Die Gemeinde Bisingen hat das Kleemann-Areal für den angebotenen Preis von 510 000 Euro gekauft. Bürgermeister Roman Waizenegger freut sich über den Zugriff auf ein Grundstück mit großem Entwicklungspotential.

Gespräche liefen seit 2017

Bereits Anfang 2017 hatte es erste persönliche Gespräche zwischen der Eigentümerfamilie und Waizenegger gegeben. Allerdings war die Familie damals noch nicht bereit, das Areal zu verkaufen. Diese Haltung hat sich im Laufe der Zeit geändert, weshalb die Gemeinde nun gehandelt hat.

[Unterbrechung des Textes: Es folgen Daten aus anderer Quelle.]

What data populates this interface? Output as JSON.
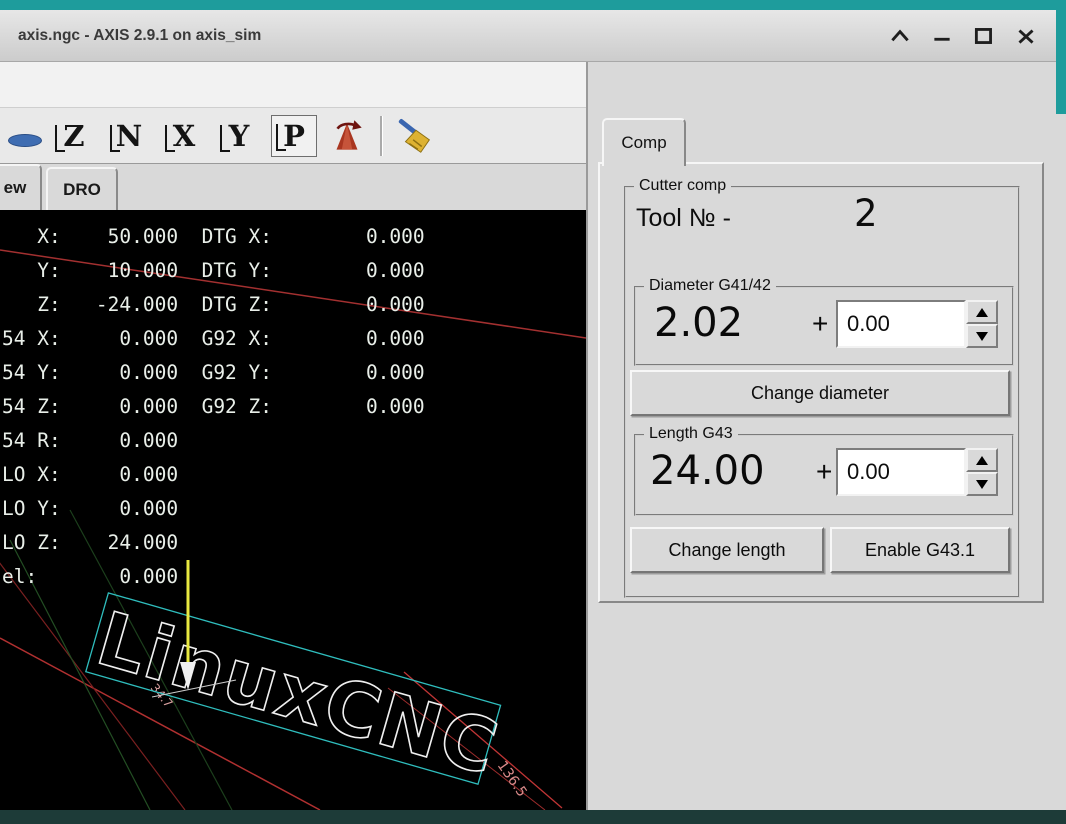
{
  "window": {
    "title": "axis.ngc - AXIS 2.9.1 on axis_sim",
    "control_icons": [
      "rollup-icon",
      "minimize-icon",
      "maximize-icon",
      "close-icon"
    ]
  },
  "toolbar": {
    "views": [
      {
        "label": "Z",
        "active": false
      },
      {
        "label": "N",
        "active": false
      },
      {
        "label": "X",
        "active": false
      },
      {
        "label": "Y",
        "active": false
      },
      {
        "label": "P",
        "active": true
      }
    ],
    "icons": [
      "zoom-icon",
      "rotate-cone-icon",
      "clear-plot-broom-icon"
    ]
  },
  "left_tabs": [
    {
      "label": "ew"
    },
    {
      "label": "DRO"
    }
  ],
  "dro": {
    "lines": [
      "   X:    50.000  DTG X:        0.000",
      "   Y:    10.000  DTG Y:        0.000",
      "   Z:   -24.000  DTG Z:        0.000",
      "54 X:     0.000  G92 X:        0.000",
      "54 Y:     0.000  G92 Y:        0.000",
      "54 Z:     0.000  G92 Z:        0.000",
      "54 R:     0.000",
      "LO X:     0.000",
      "LO Y:     0.000",
      "LO Z:    24.000",
      "el:       0.000"
    ]
  },
  "scene": {
    "logo": "LinuxCNC",
    "dim_main": "136.5",
    "dim_small": "34.7"
  },
  "comp": {
    "tab_label": "Comp",
    "group_title": "Cutter comp",
    "tool_label": "Tool № -",
    "tool_value": "2",
    "diameter": {
      "title": "Diameter G41/42",
      "value": "2.02",
      "plus": "+",
      "offset": "0.00",
      "button": "Change diameter"
    },
    "length": {
      "title": "Length G43",
      "value": "24.00",
      "plus": "+",
      "offset": "0.00",
      "button_change": "Change length",
      "button_enable": "Enable G43.1"
    }
  },
  "colors": {
    "frame_teal": "#1e9c9c",
    "frame_bottom": "#1d3b38",
    "panel_gray": "#d9d9d9",
    "canvas_bg": "#000000",
    "dro_text": "#e9efe9",
    "path_red": "#b03030",
    "path_teal": "#2fbdbd"
  }
}
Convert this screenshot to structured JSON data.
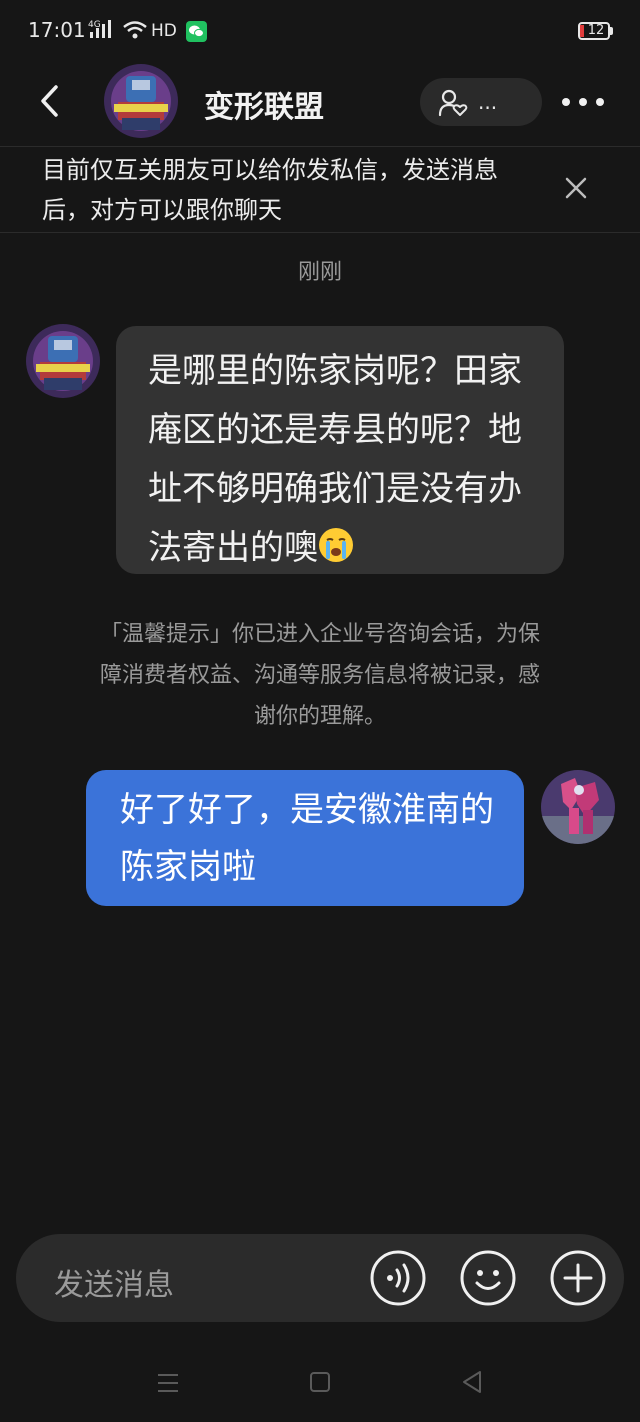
{
  "status": {
    "time": "17:01",
    "network": "4G",
    "hd": "HD",
    "battery": "12"
  },
  "header": {
    "title": "变形联盟",
    "follow_dots": "..."
  },
  "notice": {
    "text": "目前仅互关朋友可以给你发私信，发送消息后，对方可以跟你聊天"
  },
  "chat": {
    "timestamp": "刚刚",
    "incoming_message": "是哪里的陈家岗呢？田家庵区的还是寿县的呢？地址不够明确我们是没有办法寄出的噢",
    "incoming_emoji": "crying-face-emoji",
    "system_message": "「温馨提示」你已进入企业号咨询会话，为保障消费者权益、沟通等服务信息将被记录，感谢你的理解。",
    "outgoing_message": "好了好了，是安徽淮南的陈家岗啦"
  },
  "input": {
    "placeholder": "发送消息"
  },
  "icons": {
    "back": "back-chevron-icon",
    "follow": "person-heart-icon",
    "more": "more-dots-icon",
    "close": "close-icon",
    "voice": "voice-icon",
    "emoji": "emoji-icon",
    "plus": "plus-icon"
  },
  "colors": {
    "background": "#161616",
    "incoming_bubble": "#333333",
    "outgoing_bubble": "#3b73d9",
    "input_bar": "#2b2b2b"
  }
}
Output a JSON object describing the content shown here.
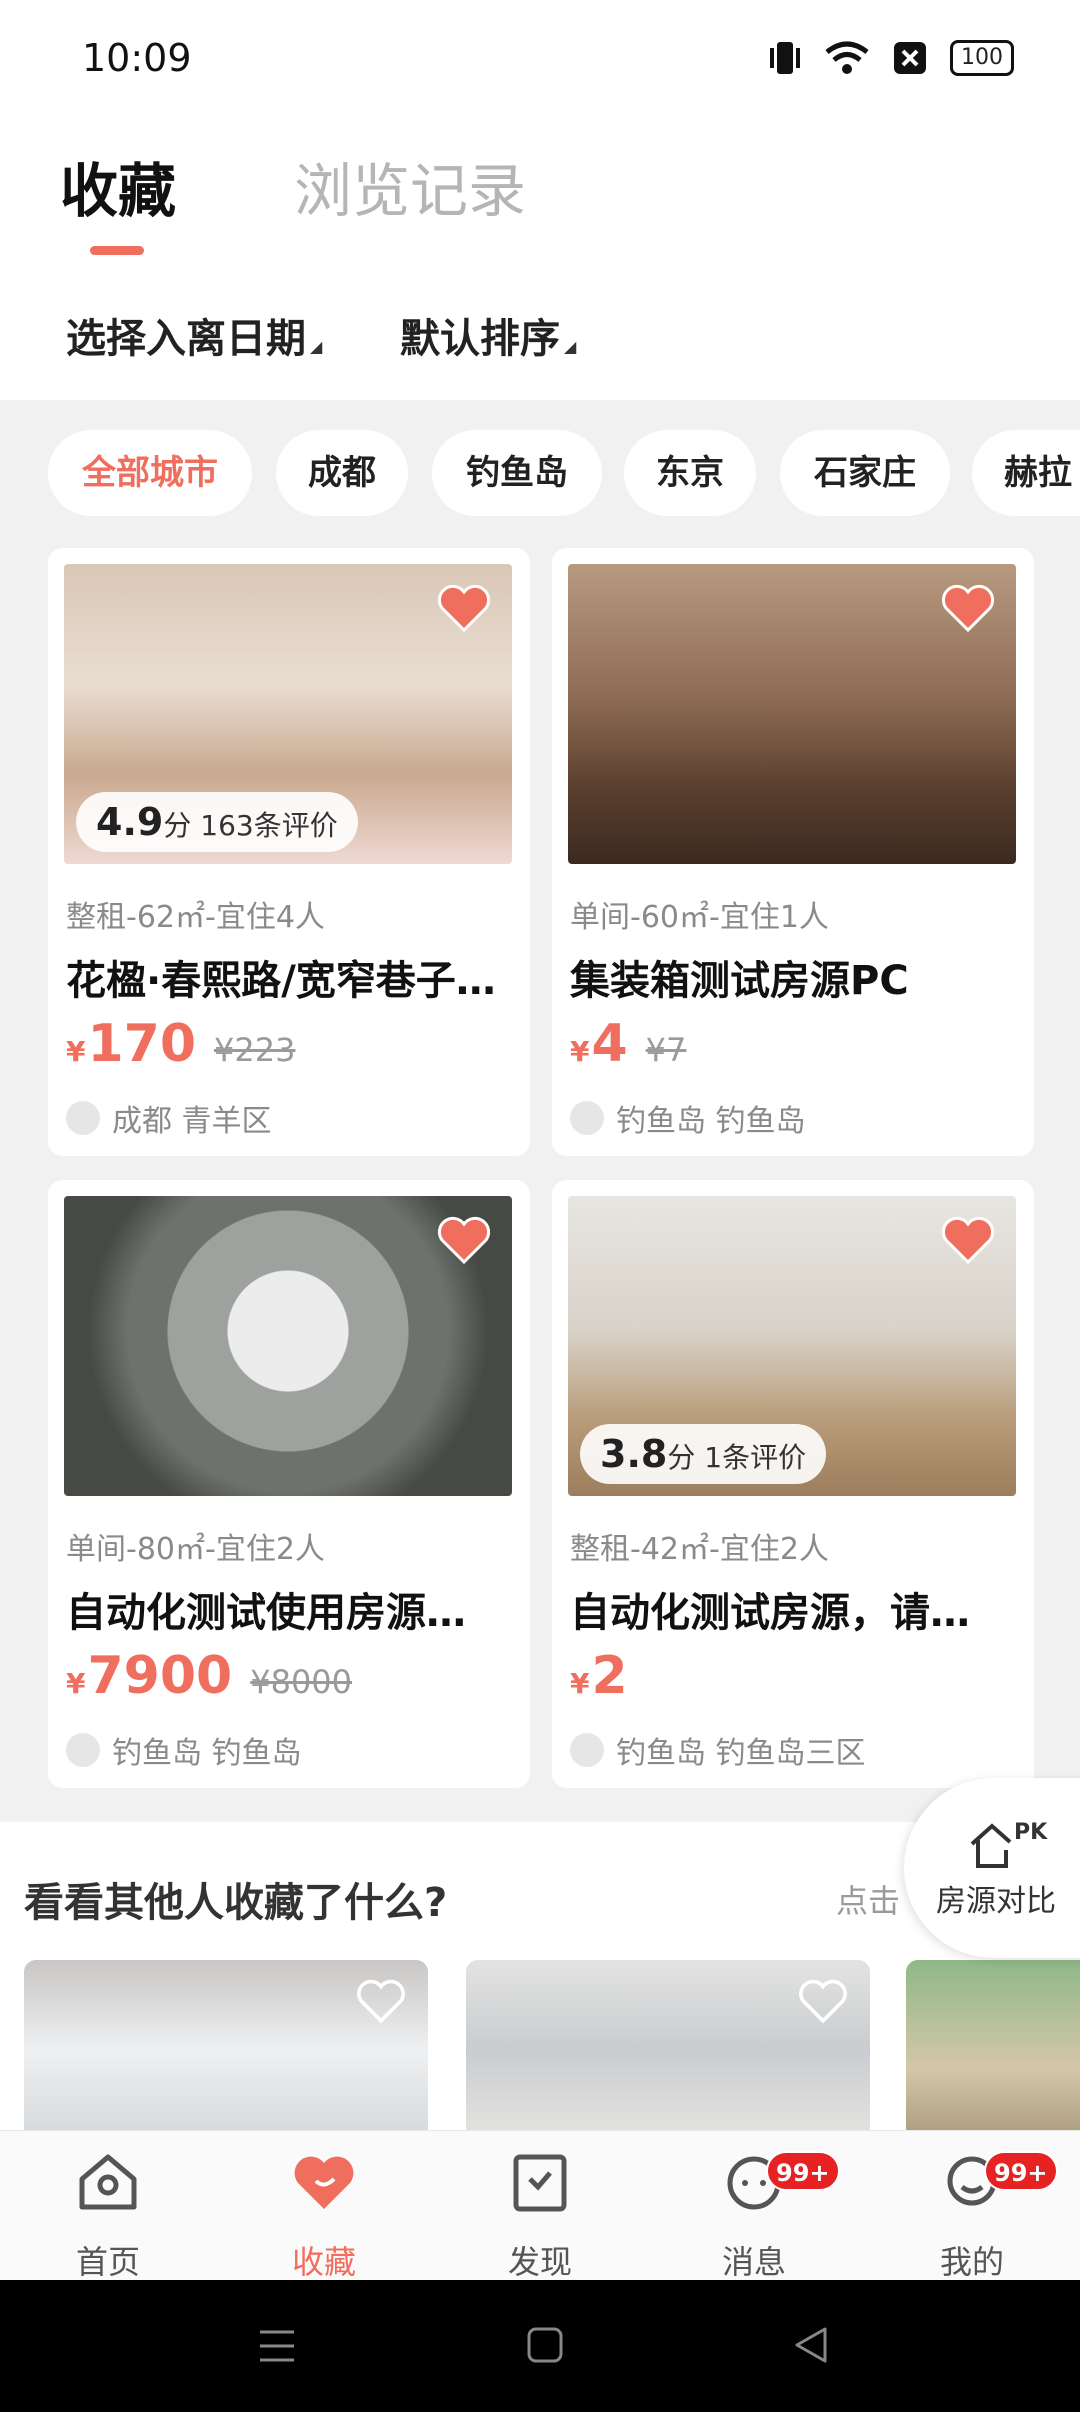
{
  "status_bar": {
    "time": "10:09",
    "battery": "100"
  },
  "tabs": {
    "active": "收藏",
    "inactive": "浏览记录"
  },
  "filters": {
    "date": "选择入离日期",
    "sort": "默认排序"
  },
  "city_chips": [
    "全部城市",
    "成都",
    "钓鱼岛",
    "东京",
    "石家庄",
    "赫拉"
  ],
  "listings": [
    {
      "rating": "4.9",
      "rating_unit": "分",
      "reviews": "163条评价",
      "meta": "整租-62㎡-宜住4人",
      "title": "花楹·春熙路/宽窄巷子…",
      "currency": "¥",
      "price": "170",
      "orig_price": "¥223",
      "location": "成都 青羊区"
    },
    {
      "rating": "",
      "rating_unit": "",
      "reviews": "",
      "meta": "单间-60㎡-宜住1人",
      "title": "集装箱测试房源PC",
      "currency": "¥",
      "price": "4",
      "orig_price": "¥7",
      "location": "钓鱼岛 钓鱼岛"
    },
    {
      "rating": "",
      "rating_unit": "",
      "reviews": "",
      "meta": "单间-80㎡-宜住2人",
      "title": "自动化测试使用房源…",
      "currency": "¥",
      "price": "7900",
      "orig_price": "¥8000",
      "location": "钓鱼岛 钓鱼岛"
    },
    {
      "rating": "3.8",
      "rating_unit": "分",
      "reviews": "1条评价",
      "meta": "整租-42㎡-宜住2人",
      "title": "自动化测试房源，请…",
      "currency": "¥",
      "price": "2",
      "orig_price": "",
      "location": "钓鱼岛 钓鱼岛三区"
    }
  ],
  "others": {
    "heading": "看看其他人收藏了什么?",
    "more": "点击"
  },
  "compare_button": {
    "label": "房源对比",
    "badge": "PK"
  },
  "bottom_nav": [
    {
      "label": "首页",
      "icon": "home-icon",
      "badge": ""
    },
    {
      "label": "收藏",
      "icon": "heart-icon",
      "badge": ""
    },
    {
      "label": "发现",
      "icon": "discover-icon",
      "badge": ""
    },
    {
      "label": "消息",
      "icon": "message-icon",
      "badge": "99+"
    },
    {
      "label": "我的",
      "icon": "profile-icon",
      "badge": "99+"
    }
  ],
  "colors": {
    "accent": "#f06e5e",
    "badge": "#e62222"
  }
}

Bauträger stellte Konzept vor und zog zurück

Die Volksbank Hohenzollern-Balingen wurde von der Eigentümerfamilie im vergangenen Jahr beauftragt, das Grundstück zu verkaufen. Die Gemeindeverwaltung hat der Volksbank daraufhin mitgeteilt, dass eine Entwicklung nur in Absprache mit der Gemeinde in Frage kommt. Eine vielversprechende innerörtliche Entwicklung durch einen Bauträger scheiterte allerdings. Dieser stellte sein Konzept dem Gemeinderat Anfang dieses Jahres in einer nicht öffentlichen Sitzung vor. Er machte dabei deutlich, dass ein solches Projekt mit Grundstückskauf, Entsorgung und Herrichtung wirtschaftlich nur mit einer großen Anzahl an Wohneinheiten realisierbar sei. Aufgrund dieser Mindestanzahl an Wohneinheiten, verbunden mit dem erhöhten Verkehrsaufkommen in der einzigen Erschließungsstraße „In der Barr“, kam dieses Konzept nicht in Frage.

Der Gemeinderat gab der Verwaltung daraufhin grünes Licht, das Grundstück für die Gemeinde zu erwerben.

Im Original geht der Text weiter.